I was cleaning up the kitchen, so I told the kids to play anything they wanted, as long as it didn’t require my assistance, and I mentally committed to letting them figure things out on their own for half-an-hour. Still, I could hear snippets of their conversations and couldn’t resist peeking in at the process.
So when E pulled her top sheet off her bed and downstairs I thought, “that sheet is going to get so dirty down here”, but said nothing.
When S helped her spread it out on the living room’s hardwood floor I thought, “last time they did this with a blanket, with no rug pad, and it made such a slippery surface that someone fell”, but I said nothing.
When they dumped the whole box of lego duplos out on the floor and began separating the connected pieces and spreading them out on the sheet, I thought, “S is not wearing shoes! She is going to step on a lego and hurt her foot!”, but I said nothing.

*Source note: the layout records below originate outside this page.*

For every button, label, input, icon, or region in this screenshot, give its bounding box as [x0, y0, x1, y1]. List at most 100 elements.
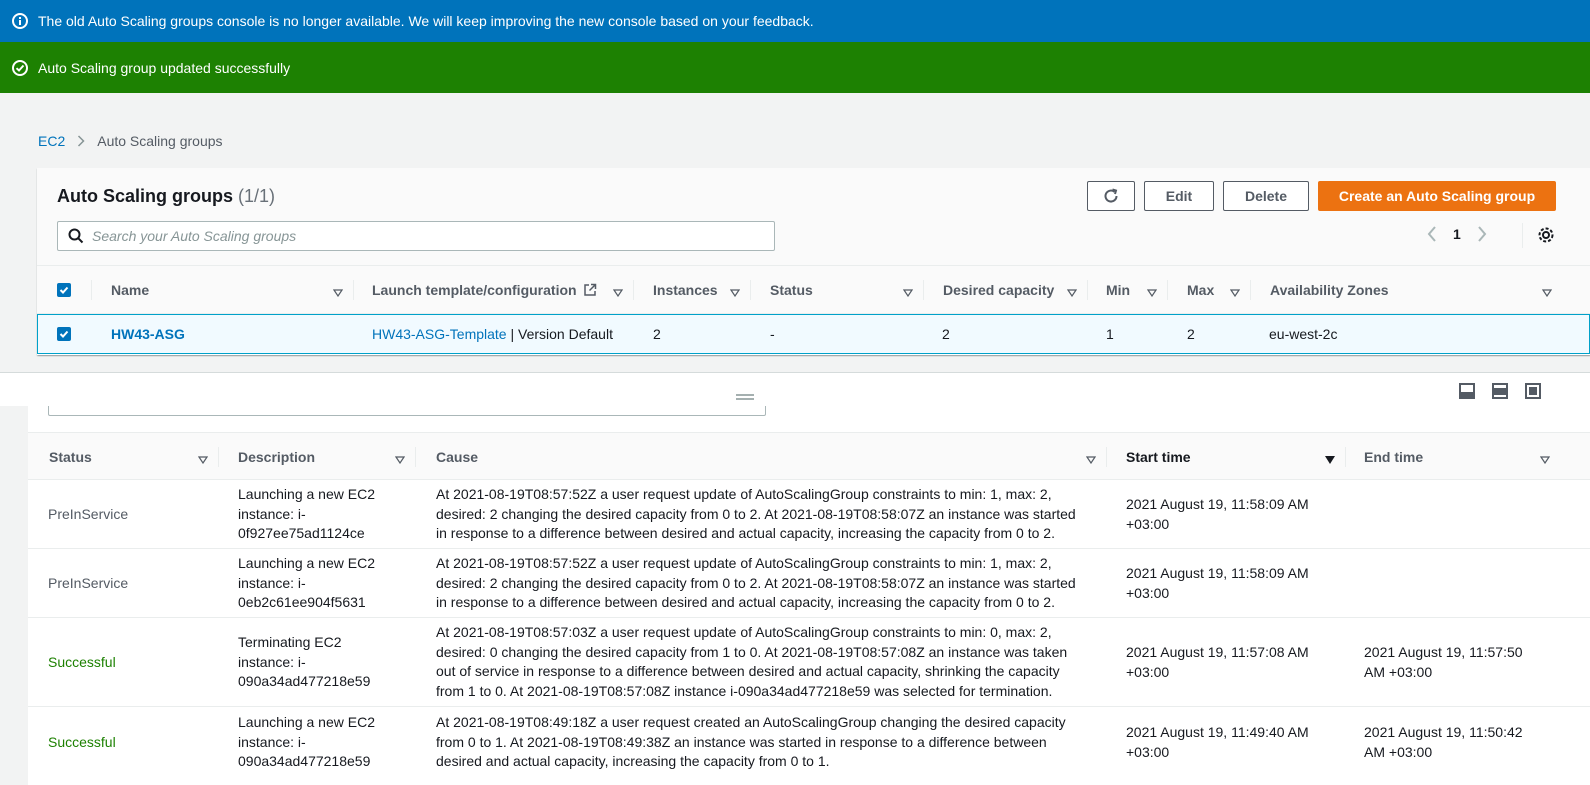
- activity-start-time: 2021 August 19, 11:58:09 AM +03:00: [1126, 565, 1309, 601]
- pager-divider: [1522, 223, 1523, 248]
- checkbox-checked-icon: [57, 283, 71, 297]
- activity-cause: At 2021-08-19T08:57:52Z a user request u…: [436, 555, 1076, 610]
- split-view-options: [1459, 383, 1541, 399]
- table-row[interactable]: HW43-ASG HW43-ASG-Template | Version Def…: [37, 314, 1590, 354]
- launch-template-cell: HW43-ASG-Template | Version Default: [372, 315, 613, 353]
- activity-table-header: Status Description Cause Start time End …: [28, 432, 1590, 480]
- launch-template-link[interactable]: HW43-ASG-Template: [372, 326, 507, 342]
- col-header-activity-status[interactable]: Status: [28, 433, 218, 481]
- breadcrumb-current: Auto Scaling groups: [97, 133, 223, 149]
- availability-zones-cell: eu-west-2c: [1269, 326, 1338, 342]
- chevron-right-icon: [77, 135, 85, 147]
- breadcrumb: EC2 Auto Scaling groups: [38, 133, 223, 149]
- gear-icon[interactable]: [1537, 226, 1555, 247]
- activity-description: Launching a new EC2 instance: i- 090a34ad4…: [238, 714, 375, 769]
- col-header-description[interactable]: Description: [218, 433, 415, 481]
- sort-caret-icon: [1146, 284, 1158, 300]
- col-header-launch-template[interactable]: Launch template/configuration: [353, 266, 633, 314]
- activity-status: Successful: [48, 654, 116, 670]
- refresh-button[interactable]: [1087, 181, 1135, 211]
- activity-history-panel: Status Description Cause Start time End …: [28, 406, 1590, 785]
- activity-search-input[interactable]: [48, 406, 766, 416]
- min-cell: 1: [1106, 326, 1114, 342]
- col-header-end-time[interactable]: End time: [1345, 433, 1560, 481]
- activity-cause: At 2021-08-19T08:57:52Z a user request u…: [436, 486, 1076, 541]
- activity-start-time: 2021 August 19, 11:58:09 AM +03:00: [1126, 496, 1309, 532]
- max-cell: 2: [1187, 326, 1195, 342]
- col-header-availability-zones[interactable]: Availability Zones: [1250, 266, 1562, 314]
- panel-count: (1/1): [238, 186, 276, 206]
- select-all-checkbox[interactable]: [57, 266, 87, 314]
- activity-status: PreInService: [48, 506, 129, 522]
- sort-caret-icon: [1066, 284, 1078, 300]
- sort-caret-icon: [902, 284, 914, 300]
- activity-status: PreInService: [48, 575, 129, 591]
- asg-search-input[interactable]: Search your Auto Scaling groups: [57, 221, 775, 251]
- next-page-icon[interactable]: [1477, 226, 1487, 242]
- breadcrumb-ec2-link[interactable]: EC2: [38, 133, 65, 149]
- checkbox-checked-icon: [57, 327, 71, 341]
- status-cell: -: [770, 326, 775, 342]
- asg-panel: Auto Scaling groups (1/1) Edit Delete Cr…: [37, 168, 1590, 355]
- activity-cause: At 2021-08-19T08:57:03Z a user request u…: [436, 624, 1068, 699]
- panel-full-icon[interactable]: [1525, 383, 1541, 399]
- col-header-desired-capacity[interactable]: Desired capacity: [923, 266, 1087, 314]
- col-header-cause[interactable]: Cause: [415, 433, 1106, 481]
- col-header-instances[interactable]: Instances: [633, 266, 750, 314]
- delete-button[interactable]: Delete: [1223, 181, 1309, 211]
- activity-description: Launching a new EC2 instance: i- 0eb2c61ee…: [238, 555, 375, 610]
- col-header-max[interactable]: Max: [1167, 266, 1250, 314]
- sort-desc-icon: [1325, 451, 1335, 467]
- success-flash-text: Auto Scaling group updated successfully: [38, 59, 291, 76]
- info-flashbar: The old Auto Scaling groups console is n…: [0, 0, 1590, 42]
- sort-caret-icon: [729, 284, 741, 300]
- external-link-icon: [583, 283, 596, 296]
- activity-start-time: 2021 August 19, 11:49:40 AM +03:00: [1126, 724, 1309, 760]
- check-circle-icon: [12, 59, 28, 76]
- pagination: 1: [1427, 226, 1487, 242]
- col-header-start-time[interactable]: Start time: [1106, 433, 1345, 481]
- drag-handle-icon[interactable]: [736, 387, 754, 403]
- refresh-icon: [1104, 188, 1118, 203]
- activity-description: Launching a new EC2 instance: i- 0f927ee75…: [238, 486, 375, 541]
- col-header-name[interactable]: Name: [91, 266, 353, 314]
- table-row[interactable]: PreInService Launching a new EC2 instance…: [28, 549, 1590, 618]
- desired-capacity-cell: 2: [942, 326, 950, 342]
- search-placeholder: Search your Auto Scaling groups: [92, 228, 297, 244]
- panel-title: Auto Scaling groups (1/1): [57, 186, 275, 207]
- split-panel-header: [0, 372, 1590, 406]
- panel-middle-icon[interactable]: [1492, 383, 1508, 399]
- info-icon: [12, 13, 28, 29]
- page-number[interactable]: 1: [1453, 226, 1461, 242]
- sort-caret-icon: [394, 451, 406, 467]
- asg-panel-header: Auto Scaling groups (1/1) Edit Delete Cr…: [37, 168, 1590, 266]
- sort-caret-icon: [1541, 284, 1553, 300]
- sort-caret-icon: [1229, 284, 1241, 300]
- activity-end-time: 2021 August 19, 11:57:50 AM +03:00: [1364, 644, 1523, 680]
- asg-name-link[interactable]: HW43-ASG: [111, 315, 185, 353]
- activity-start-time: 2021 August 19, 11:57:08 AM +03:00: [1126, 644, 1309, 680]
- activity-end-time: 2021 August 19, 11:50:42 AM +03:00: [1364, 724, 1523, 760]
- table-row[interactable]: PreInService Launching a new EC2 instance…: [28, 480, 1590, 549]
- col-header-status[interactable]: Status: [750, 266, 923, 314]
- col-header-min[interactable]: Min: [1087, 266, 1167, 314]
- sort-caret-icon: [612, 284, 624, 300]
- success-flashbar: Auto Scaling group updated successfully: [0, 42, 1590, 93]
- panel-bottom-icon[interactable]: [1459, 383, 1475, 399]
- table-row[interactable]: Successful Launching a new EC2 instance: …: [28, 707, 1590, 785]
- table-row[interactable]: Successful Terminating EC2 instance: i- 09…: [28, 618, 1590, 707]
- launch-template-version: | Version Default: [506, 326, 613, 342]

When they left the whole crazy mess to go color, I thought “they can’t just leave all of that there!”, but they were playing independently – just like I’d asked them to – so I said nothing.
When E asked me how to spell “botanical”, I said something – for the first time – “B-O-T-A-N-I-C-A-L”
I also said something when they asked me to come look at what they had created. I think my exact word was, “WOW!”
Check out what the kids can do when I step back, say nothing, and just let them go: a botanical garden, made of lego-flowers, complete with signs welcoming bees and birds to come over and check it all out.
(I think I am wanting credit for showing restraint now, and for recognizing the merits of sometimes saying nothing, because when they are teenagers I am going to be all up in their business.)
God, as I raise these children, please help me know when to intervene, and when to bite my tongue and let my kids go & do & independently figure things out.